首先,通过手性萃取拆分研究确定了高速逆流色谱拆分苯基琥珀酸(PSA)的两相溶剂体系为:正已烷:甲基叔丁基醚:水相(0.5:1.5:2,v/v),其中水相为0.1mol/L磷酸盐缓冲溶液pH2.51并含0.05mol/L HP-β-CD。考察了影响对映体分布系数与分离因子的主要因素。计算了环糊精对PSA对映体手性识别过程中的焓变和熵变。测定了PSA对映体在两相溶剂中的Langmuirian等温分布图。采用制备型高速逆流色谱手性拆分了712mgPSA外消旋体。通过分析型高速逆流色谱实验探讨了色谱保留机制并计算了手性试剂-对映体包结常数。同时,提出了双相识别(S/M)逆流色谱手性分离模式,采用该方法拆分α-环已基扁桃酸(a-CHMA)对映体。推导出双相识别中分离因子的表达式,表明在双相识别体系中其对映体的选择性分离因子与两种手性试剂形成的识别能力成乘积关系,而非加和关系。合成了14种酒石酸酯,通过手性萃取拆分研究确定了高速逆流色谱拆分α-CHMA的两相溶剂体系:正已烷:甲基叔丁基醚:水相(9:1:10,v/v),其中水相为0.1mol/L磷酸盐缓冲溶液pH2.51并含0.1mol/L手性试剂HP-β-CD,双相识别过程中同时在有机相中添加0.3mo1/L的D-酒石酸-2-乙基已酯。对比研究了单相识别与双相识别模式中影响对映体分布系数与分离因子的主要因素。测定了双相识别过程中α-CHMA对映体在两相溶剂中的Langmuirian等温分布图。分别在单相识别与双相识别模式中采用制备型高速逆流色谱手性分离α-CHMA对映体。探讨了单相识别模式逆流色谱手性分离α-CHMA的色谱保留机制以及手性试剂-对映体包结常数的计算,提出了在逆流色谱中测定第二个平衡包结常数的方法。经过研究发现HP-β-CD在对CHMA对映体进行手性识别过程中以2:1的形式结合,并非通常认为的1:1结合模式。

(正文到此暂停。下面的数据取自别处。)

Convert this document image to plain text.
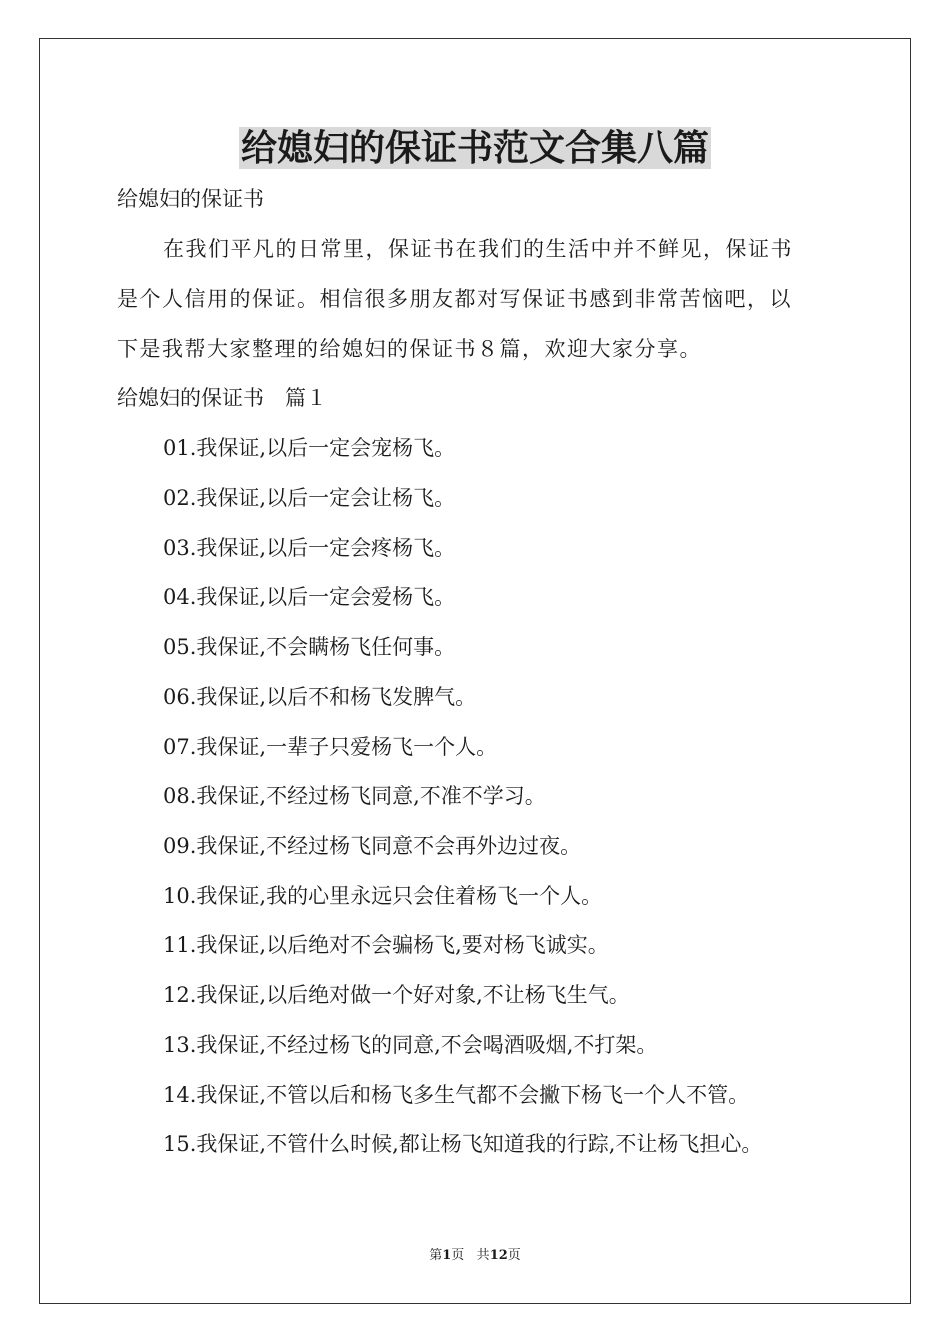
给媳妇的保证书范文合集八篇
给媳妇的保证书
在我们平凡的日常里，保证书在我们的生活中并不鲜见，保证书
是个人信用的保证。相信很多朋友都对写保证书感到非常苦恼吧，以
下是我帮大家整理的给媳妇的保证书８篇，欢迎大家分享。
给媳妇的保证书　篇１
01.我保证,以后一定会宠杨飞。
02.我保证,以后一定会让杨飞。
03.我保证,以后一定会疼杨飞。
04.我保证,以后一定会爱杨飞。
05.我保证,不会瞒杨飞任何事。
06.我保证,以后不和杨飞发脾气。
07.我保证,一辈子只爱杨飞一个人。
08.我保证,不经过杨飞同意,不准不学习。
09.我保证,不经过杨飞同意不会再外边过夜。
10.我保证,我的心里永远只会住着杨飞一个人。
11.我保证,以后绝对不会骗杨飞,要对杨飞诚实。
12.我保证,以后绝对做一个好对象,不让杨飞生气。
13.我保证,不经过杨飞的同意,不会喝酒吸烟,不打架。
14.我保证,不管以后和杨飞多生气都不会撇下杨飞一个人不管。
15.我保证,不管什么时候,都让杨飞知道我的行踪,不让杨飞担心。
第1页 共12页
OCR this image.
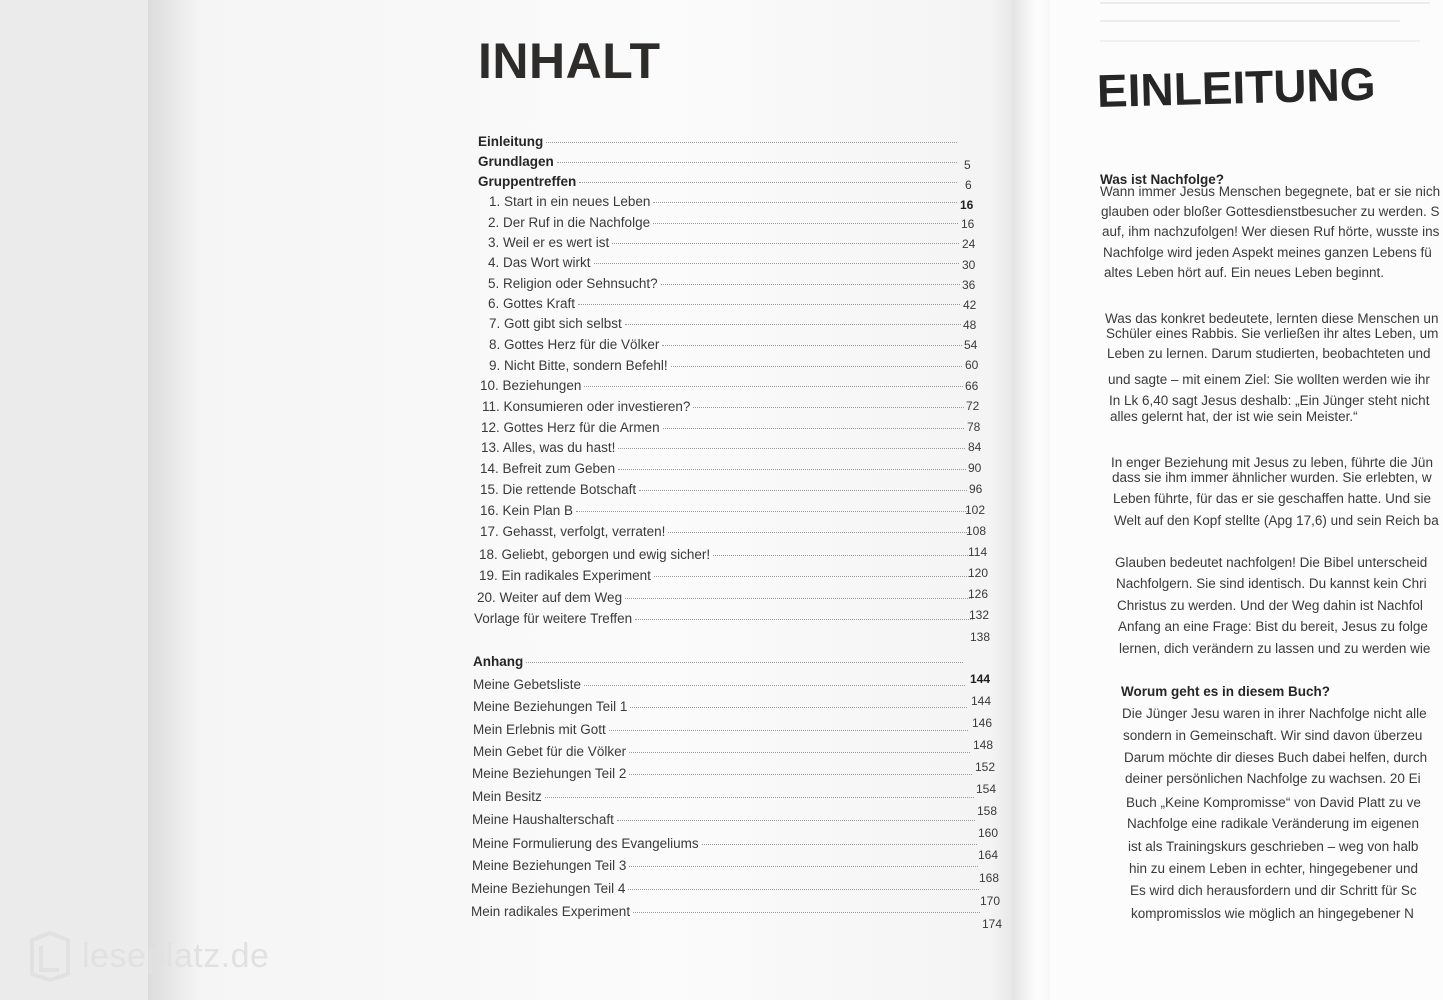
INHALT
Einleitung
Grundlagen
Gruppentreffen
1. Start in ein neues Leben
2. Der Ruf in die Nachfolge
3. Weil er es wert ist
4. Das Wort wirkt
5. Religion oder Sehnsucht?
6. Gottes Kraft
7. Gott gibt sich selbst
8. Gottes Herz für die Völker
9. Nicht Bitte, sondern Befehl!
10. Beziehungen
11. Konsumieren oder investieren?
12. Gottes Herz für die Armen
13. Alles, was du hast!
14. Befreit zum Geben
15. Die rettende Botschaft
16. Kein Plan B
17. Gehasst, verfolgt, verraten!
18. Geliebt, geborgen und ewig sicher!
19. Ein radikales Experiment
20. Weiter auf dem Weg
Vorlage für weitere Treffen
Anhang
Meine Gebetsliste
Meine Beziehungen Teil 1
Mein Erlebnis mit Gott
Mein Gebet für die Völker
Meine Beziehungen Teil 2
Mein Besitz
Meine Haushalterschaft
Meine Formulierung des Evangeliums
Meine Beziehungen Teil 3
Meine Beziehungen Teil 4
Mein radikales Experiment
5
6
16
16
24
30
36
42
48
54
60
66
72
78
84
90
96
102
108
114
120
126
132
138
144
144
146
148
152
154
158
160
164
168
170
174
EINLEITUNG
Was ist Nachfolge?
Wann immer Jesus Menschen begegnete, bat er sie nich
glauben oder bloßer Gottesdienstbesucher zu werden. S
auf, ihm nachzufolgen! Wer diesen Ruf hörte, wusste ins
Nachfolge wird jeden Aspekt meines ganzen Lebens fü
altes Leben hört auf. Ein neues Leben beginnt.
Was das konkret bedeutete, lernten diese Menschen un
Schüler eines Rabbis. Sie verließen ihr altes Leben, um
Leben zu lernen. Darum studierten, beobachteten und
und sagte – mit einem Ziel: Sie wollten werden wie ihr
In Lk 6,40 sagt Jesus deshalb: „Ein Jünger steht nicht
alles gelernt hat, der ist wie sein Meister.“
In enger Beziehung mit Jesus zu leben, führte die Jün
dass sie ihm immer ähnlicher wurden. Sie erlebten, w
Leben führte, für das er sie geschaffen hatte. Und sie
Welt auf den Kopf stellte (Apg 17,6) und sein Reich ba
Glauben bedeutet nachfolgen! Die Bibel unterscheid
Nachfolgern. Sie sind identisch. Du kannst kein Chri
Christus zu werden. Und der Weg dahin ist Nachfol
Anfang an eine Frage: Bist du bereit, Jesus zu folge
lernen, dich verändern zu lassen und zu werden wie
Worum geht es in diesem Buch?
Die Jünger Jesu waren in ihrer Nachfolge nicht alle
sondern in Gemeinschaft. Wir sind davon überzeu
Darum möchte dir dieses Buch dabei helfen, durch
deiner persönlichen Nachfolge zu wachsen. 20 Ei
Buch „Keine Kompromisse“ von David Platt zu ve
Nachfolge eine radikale Veränderung im eigenen
ist als Trainingskurs geschrieben – weg von halb
hin zu einem Leben in echter, hingegebener und
Es wird dich herausfordern und dir Schritt für Sc
kompromisslos wie möglich an hingegebener N
leseplatz.de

其次,将闭路循环洗脱模式(CLRM)应用于HSCCC手性拆分中。经3次循环洗脱,将2-芳基丙酸类药物萘普生(NAP)对映体分离度由原来的0.7提高至1.4,基本达到完全分离。选择的溶剂体系为正已烷:乙酸乙酯:水相(8:2:10,v/v),其中水相为0.1mol/L磷酸盐缓冲液pH2.6并含有0.1mol/L手性试剂HP-β-CD。考察了溶剂体系中影响萘普生对映体分布系数与分离因子的主要因素。环糊精在水相中不但起到手性识别作用,更重要的是通过环糊精的包结作用提高了有机分子在水相中的溶解度,这对于逆流色谱溶剂体系的选择是非常重要的。同时研究了其它5个2-芳基丙酸类药物外消旋体的拆分工作,但是均未获得成功。对HSCCC分离机理进行了探讨,特别是针对HSCCC分离度方程进行了深入的讨论,以分离NAP对映体为例探讨了如何提高对映体之间分离度问题,对逆流色谱手性分离具有指导性意义。
然后,采用氯仿:水相(1:1,v/v)为溶剂体系,其中水相为0.05mol/L醋酸盐缓冲溶液pH4.4(三乙胺调节)并含0.1mol/L硼酸,有机相为氯仿含有0.1mol/L的L-酒石酸正已酯,采用HSCCC成功拆分了β-受体阻滞剂类药物普萘洛尔与吲哚洛尔。拆分原理主要基于在有硼酸的作用下,通过配位键等作用提高了对普萘洛尔和吲哚洛尔对映体的识别能力。另外,采用溶剂体系氯仿:水相(1:l,v/v),其中水相为0.1mol/L硼酸并添加5mmol/L的盐酸作为洗脱酸,有机相为氯仿含有0.1 mol/L的L-酒石酸正丁酯并添加20mmol/L的三乙胺作为保留碱,实现了pH区带精制逆流色谱拆分普萘洛尔对映体。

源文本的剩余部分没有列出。